Chinese Police Confiscated Mining Rig of 600 Computers
After the local power grid operator reported abnormal electricity usage in the north China city of Tianjin, police confiscated a total of 600 computers used to mine cryptocurrency, Xinhua news agency reported.
Quoting the local police, Xinhua said that eight high-power fans were seized as well, and that this was the “largest power theft case in recent years.” The report does not note the time that the confiscation took place.
The power company monitored sudden increases in line loss on one electricity line, up to 28% at the peak. The phenomenon is usually closely related with increased load current. An investigation found that the junction box of the suspected power user’s electricity meter had been short-circuited - a typical way to avoid billing.
This follows China’s many regulatory crackdowns on crypto in general, from banning initial coin offerings to closing down all exchanges in the country, which led to many startups moving abroad to be able to raise funds and people finding new and more dangerous ways of obtaining cryptocurrency, such as using “crypto mules.”

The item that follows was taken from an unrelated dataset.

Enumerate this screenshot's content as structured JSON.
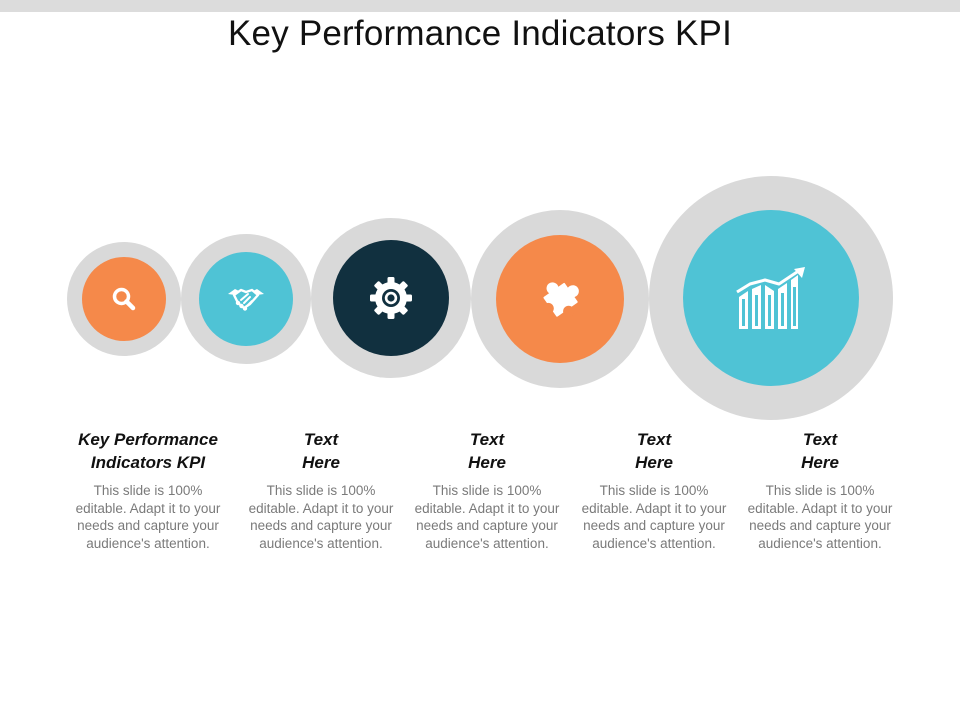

After China closed their crypto exchanges for good, an underground system of “mules” and peer-to-peer networks sprung up to fill in the void left by the strict measures against them. An underground trader would buy cryptocurrencies in other markets and sell them at a premium to investors in China, who are ready to pay more since they have no other choice.
When January saw the height of demand after the sky-high prices of December, underground traders were able to sell Bitcoin for 30% to 40% more than its price elsewhere.